I was wondering if anyone has been out to missouri hunting and if so where would be a good place to start looking? We haven't decided if we are going out for firearm or bow. Any info would be very appreciated! Thanks!


----------



## itchn2fish (Dec 15, 2005)

Check out Mark Twain National Forest. Plenty of room, good hunting, and beautiful scenery.


----------



## ezcaller (Feb 21, 2009)

We deer /turkey hunt Sullivan County MO private land and have a great time . There are some small management areas in the area but we have not checked them out for deer- only turkey. There seems to be a lot of pressure for turkey so imagine deer would be too. I have turkey hunted Truman Lake area and can tell you that the camping facilities are top notch.MO has alot of public land to check out and with a little homework you will find a good spot. We hunt the Milan area and there is a nice little motel there suited for hunters that offers a pretty good deal.The high price tags are getting a little hard to take. Good Luck


----------



## Airplanes (May 15, 2010)

If your looking for a outfitter I can recomend one, not sure if its allowed on here so your welcome to pm me if you like


----------



## gillcommander (Oct 19, 2011)

Just go!!! I've been to Missouri 3 times and love it. Mostly in Harrison County(stay in Bethany) and hunt close to the Iowa border. I've seen more mature deer (3.5 n up) there in 3 trips than 20 years in Michigan!

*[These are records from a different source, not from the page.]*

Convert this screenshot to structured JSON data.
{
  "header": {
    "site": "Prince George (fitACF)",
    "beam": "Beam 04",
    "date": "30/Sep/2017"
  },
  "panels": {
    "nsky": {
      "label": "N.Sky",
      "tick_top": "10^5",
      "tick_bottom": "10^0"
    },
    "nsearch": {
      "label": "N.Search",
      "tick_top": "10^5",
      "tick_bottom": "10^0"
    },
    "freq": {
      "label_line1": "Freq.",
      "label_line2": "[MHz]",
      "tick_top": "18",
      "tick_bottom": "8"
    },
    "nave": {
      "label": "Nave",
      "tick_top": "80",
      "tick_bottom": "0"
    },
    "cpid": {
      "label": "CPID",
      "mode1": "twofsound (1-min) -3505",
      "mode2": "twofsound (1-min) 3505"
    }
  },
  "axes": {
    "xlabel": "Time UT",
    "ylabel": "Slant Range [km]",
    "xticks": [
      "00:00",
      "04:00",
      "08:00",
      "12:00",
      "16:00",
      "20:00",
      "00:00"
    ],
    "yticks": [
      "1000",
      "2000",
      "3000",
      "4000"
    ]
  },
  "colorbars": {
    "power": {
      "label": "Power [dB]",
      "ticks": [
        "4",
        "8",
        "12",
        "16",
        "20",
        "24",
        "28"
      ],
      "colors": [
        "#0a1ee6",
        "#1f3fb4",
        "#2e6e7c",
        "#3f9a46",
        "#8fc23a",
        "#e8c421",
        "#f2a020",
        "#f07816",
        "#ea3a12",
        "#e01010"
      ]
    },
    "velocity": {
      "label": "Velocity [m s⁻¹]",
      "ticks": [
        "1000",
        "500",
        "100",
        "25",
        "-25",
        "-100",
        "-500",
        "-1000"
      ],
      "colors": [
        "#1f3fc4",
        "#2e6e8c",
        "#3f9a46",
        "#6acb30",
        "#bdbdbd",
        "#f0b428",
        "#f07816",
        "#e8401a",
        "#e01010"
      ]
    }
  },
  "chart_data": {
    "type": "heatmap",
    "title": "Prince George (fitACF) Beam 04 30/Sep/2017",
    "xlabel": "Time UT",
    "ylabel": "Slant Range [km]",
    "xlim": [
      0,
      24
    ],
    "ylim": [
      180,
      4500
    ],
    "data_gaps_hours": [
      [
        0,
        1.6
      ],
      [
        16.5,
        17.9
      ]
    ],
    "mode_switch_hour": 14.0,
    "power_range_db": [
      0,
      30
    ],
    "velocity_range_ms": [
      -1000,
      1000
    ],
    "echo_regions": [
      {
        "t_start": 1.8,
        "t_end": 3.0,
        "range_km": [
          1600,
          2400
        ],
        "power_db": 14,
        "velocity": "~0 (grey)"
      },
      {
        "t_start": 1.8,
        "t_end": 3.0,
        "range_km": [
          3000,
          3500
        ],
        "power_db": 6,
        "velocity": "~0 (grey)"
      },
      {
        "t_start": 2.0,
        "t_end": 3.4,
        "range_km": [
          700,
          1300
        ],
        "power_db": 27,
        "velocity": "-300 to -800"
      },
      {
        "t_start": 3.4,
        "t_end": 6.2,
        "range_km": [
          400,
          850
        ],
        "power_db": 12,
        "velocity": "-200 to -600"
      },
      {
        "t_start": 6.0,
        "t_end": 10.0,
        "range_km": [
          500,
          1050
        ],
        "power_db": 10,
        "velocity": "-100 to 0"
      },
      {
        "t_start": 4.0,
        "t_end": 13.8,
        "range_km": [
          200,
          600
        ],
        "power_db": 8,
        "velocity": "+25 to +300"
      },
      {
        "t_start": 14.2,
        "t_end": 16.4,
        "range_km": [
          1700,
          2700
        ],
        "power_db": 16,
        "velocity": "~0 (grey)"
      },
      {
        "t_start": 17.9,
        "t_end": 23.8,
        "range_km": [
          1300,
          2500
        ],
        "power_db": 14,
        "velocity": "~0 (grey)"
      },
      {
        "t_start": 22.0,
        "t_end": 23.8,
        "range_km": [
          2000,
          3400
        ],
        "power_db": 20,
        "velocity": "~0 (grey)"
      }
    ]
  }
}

It can get tough finding a place to stay for firearms opener if you haven't already!! Good luck!
_Posted via Mobile Device_


----------



## Itchin' to go (Oct 4, 2001)

I'll try and remember to let ya know how we do. Were headin to Sullivan Co. next Thurs. for a week bowhunting.

Ryan


----------



## RML (Apr 24, 2009)

Me and 5 other's are going the same week for Bow season..The rut will be on !!!!!All private land hunts. My family has around 1500 acre's. Hope the weather is nice. It blew me out of the blind a couple days last year to the couch hanging out with the family.. Good Luck .. 

Clint


----------



## jkru (Dec 20, 2010)

Does Missouri allow crossbow during bow season?
_Posted via Mobile Device_


----------



## ezcaller (Feb 21, 2009)

No they do not also most of the counties have a four point on one side for both archery and rifle.


----------



## RML (Apr 24, 2009)

Bowhunter don't forget your orange!!..Stupid effen Mo.Co. Dept. Placed the youth firearm hunt Nov. 5,6...They say because Halloween is held on weekends. The 31 st. is Halloween on Monday and it should stay that way..Be sure to tell Mo. Co. Dept. this was a bad move...They should have moved it back a week not foward a week basicly making a firearm opener 2 weekends in a row during peak rut totaly screwing the bowhunters out of non/ less pressured deer. I also lost permission on private land because of this move.. Effen Idiots:rant: 

Rant over..

http://mdc.mo.gov/contact-us/contact-form (write these idiots a we'll thought out letter)


----------